Pre-Training Data Sources & Token Budgets: From Common Crawl to 36T Tokens
Pre-Training Data Sources & Token Budgets
TL;DR
- 2026 frontier corpora span 14.8T (DeepSeek-V3) → 36T (Qwen 3) tokens.
- The web is the substrate — Common Crawl + FineWeb (15T) + DCLM form the open-data backbone; private corpora add books, code (StackV2 ~3T), PDFs (Qwen 3 used Qwen2.5-VL OCR), and multilingual scrapes.

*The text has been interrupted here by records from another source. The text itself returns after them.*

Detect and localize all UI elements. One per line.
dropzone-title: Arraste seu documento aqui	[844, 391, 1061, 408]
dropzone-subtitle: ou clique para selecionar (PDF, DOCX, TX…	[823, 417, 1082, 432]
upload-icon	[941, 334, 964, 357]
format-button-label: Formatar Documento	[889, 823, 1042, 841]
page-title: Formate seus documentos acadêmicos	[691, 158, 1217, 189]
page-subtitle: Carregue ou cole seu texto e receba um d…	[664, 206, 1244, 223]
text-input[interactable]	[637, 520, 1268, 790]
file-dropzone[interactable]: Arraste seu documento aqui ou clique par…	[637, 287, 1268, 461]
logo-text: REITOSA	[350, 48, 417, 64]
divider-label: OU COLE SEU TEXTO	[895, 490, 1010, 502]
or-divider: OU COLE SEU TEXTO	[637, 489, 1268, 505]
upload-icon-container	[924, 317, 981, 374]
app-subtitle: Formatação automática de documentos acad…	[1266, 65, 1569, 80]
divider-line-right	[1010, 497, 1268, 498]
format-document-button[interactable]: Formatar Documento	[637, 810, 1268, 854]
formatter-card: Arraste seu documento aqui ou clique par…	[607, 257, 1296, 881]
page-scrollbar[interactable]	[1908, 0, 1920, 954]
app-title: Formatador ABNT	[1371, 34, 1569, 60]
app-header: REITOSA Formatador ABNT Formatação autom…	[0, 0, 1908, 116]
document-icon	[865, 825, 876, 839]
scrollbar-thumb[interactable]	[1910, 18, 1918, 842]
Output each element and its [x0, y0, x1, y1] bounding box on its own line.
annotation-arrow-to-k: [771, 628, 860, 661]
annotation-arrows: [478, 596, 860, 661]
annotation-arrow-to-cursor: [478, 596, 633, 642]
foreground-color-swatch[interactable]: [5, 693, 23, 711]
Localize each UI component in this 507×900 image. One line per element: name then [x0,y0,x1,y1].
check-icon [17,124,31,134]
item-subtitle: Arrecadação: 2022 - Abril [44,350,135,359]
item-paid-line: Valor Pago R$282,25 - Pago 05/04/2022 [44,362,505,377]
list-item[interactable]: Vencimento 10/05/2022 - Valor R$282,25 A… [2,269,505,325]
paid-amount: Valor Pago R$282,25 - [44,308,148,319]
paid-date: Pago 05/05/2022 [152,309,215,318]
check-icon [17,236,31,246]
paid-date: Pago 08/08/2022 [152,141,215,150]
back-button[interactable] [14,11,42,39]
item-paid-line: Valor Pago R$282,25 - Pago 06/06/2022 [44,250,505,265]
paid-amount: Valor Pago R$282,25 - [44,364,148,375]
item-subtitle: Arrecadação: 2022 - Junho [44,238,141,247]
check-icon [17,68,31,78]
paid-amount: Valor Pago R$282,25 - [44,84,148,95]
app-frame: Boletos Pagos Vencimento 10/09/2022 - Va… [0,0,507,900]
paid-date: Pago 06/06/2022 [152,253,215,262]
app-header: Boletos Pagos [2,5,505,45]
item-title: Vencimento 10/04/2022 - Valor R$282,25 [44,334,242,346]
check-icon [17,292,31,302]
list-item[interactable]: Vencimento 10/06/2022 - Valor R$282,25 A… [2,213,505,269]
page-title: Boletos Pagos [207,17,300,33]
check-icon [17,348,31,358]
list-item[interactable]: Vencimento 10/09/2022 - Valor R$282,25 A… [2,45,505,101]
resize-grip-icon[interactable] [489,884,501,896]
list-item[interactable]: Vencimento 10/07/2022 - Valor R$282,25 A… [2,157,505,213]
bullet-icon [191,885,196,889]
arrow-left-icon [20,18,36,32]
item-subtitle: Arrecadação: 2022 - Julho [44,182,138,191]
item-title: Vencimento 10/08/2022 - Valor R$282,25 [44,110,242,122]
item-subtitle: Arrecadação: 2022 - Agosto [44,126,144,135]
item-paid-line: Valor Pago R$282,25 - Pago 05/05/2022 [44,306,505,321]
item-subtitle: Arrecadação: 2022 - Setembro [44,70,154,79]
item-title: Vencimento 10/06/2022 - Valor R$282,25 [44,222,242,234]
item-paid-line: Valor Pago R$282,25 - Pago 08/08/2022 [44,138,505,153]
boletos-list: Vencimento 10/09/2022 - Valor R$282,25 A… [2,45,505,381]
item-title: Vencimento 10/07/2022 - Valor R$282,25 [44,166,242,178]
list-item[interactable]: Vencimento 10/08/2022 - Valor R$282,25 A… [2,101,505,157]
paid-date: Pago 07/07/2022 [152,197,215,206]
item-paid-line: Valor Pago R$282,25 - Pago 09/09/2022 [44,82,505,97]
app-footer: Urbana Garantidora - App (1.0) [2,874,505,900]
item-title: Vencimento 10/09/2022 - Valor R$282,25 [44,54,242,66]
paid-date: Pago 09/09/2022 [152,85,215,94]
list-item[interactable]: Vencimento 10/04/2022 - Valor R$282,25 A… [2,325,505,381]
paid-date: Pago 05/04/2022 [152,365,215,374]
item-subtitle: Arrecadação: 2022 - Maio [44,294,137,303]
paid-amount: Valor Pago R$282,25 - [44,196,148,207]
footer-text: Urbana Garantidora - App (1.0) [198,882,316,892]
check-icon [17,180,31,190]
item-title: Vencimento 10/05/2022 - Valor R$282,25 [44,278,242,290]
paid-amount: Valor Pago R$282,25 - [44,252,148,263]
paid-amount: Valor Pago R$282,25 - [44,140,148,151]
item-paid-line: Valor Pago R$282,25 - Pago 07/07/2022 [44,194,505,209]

- Mix recipes have shifted: ~5–30% of frontier tokens are now synthetic (textbooks, Q&A, code) generated by stronger teacher models.
Key facts
| Corpus | Tokens | Source | Used by |
|---|---|---|---|
| FineWeb | 15T | 96 Common Crawl snapshots | open replications |
| FineWeb-Edu | 1.3T | classifier-filtered subset of FineWeb | open models |
| DCLM-baseline | 3.8T | Common Crawl + DCLM-pool filter | DCLM-7B |
| Nemotron-CC | 6.3T unique | CC + classifier ensembling + synthetic | NVIDIA models |
| Ultra-FineWeb-en | ~1T | fastText-filtered FineWeb | MiniCPM |
| StackV2 | ~900B (3T expanded) | GitHub | code mixes |
| Llama 3.1 pre-train | 15.6T | mixed, undisclosed | Llama 3.1 405B |
| DeepSeek-V3 pre-train | 14.8T | "diverse and high-quality" | DeepSeek-V3 |
| Qwen 3 pre-train | ~36T | web + PDFs + synthetic | Qwen 3 (119 languages) |
| Llama 4 pre-train | >30T multimodal | text + image + video | Llama 4 family |
How big is the frontier corpus and why?
Qwen 3's 36T tokens is roughly 2× Qwen 2.5's 18T — the team writes: "we collected twice as many pre-training tokens — covering three times more languages." This pushes deep into the overtraining regime (article 21).
Llama 3.1 trained on 15.6T tokens for the 405B model, which Meta describes as roughly compute-optimal under their FLOP budget of 3.8×10²⁵.
DeepSeek-V3's 14.8T is smaller — appropriate for a 37B-active MoE.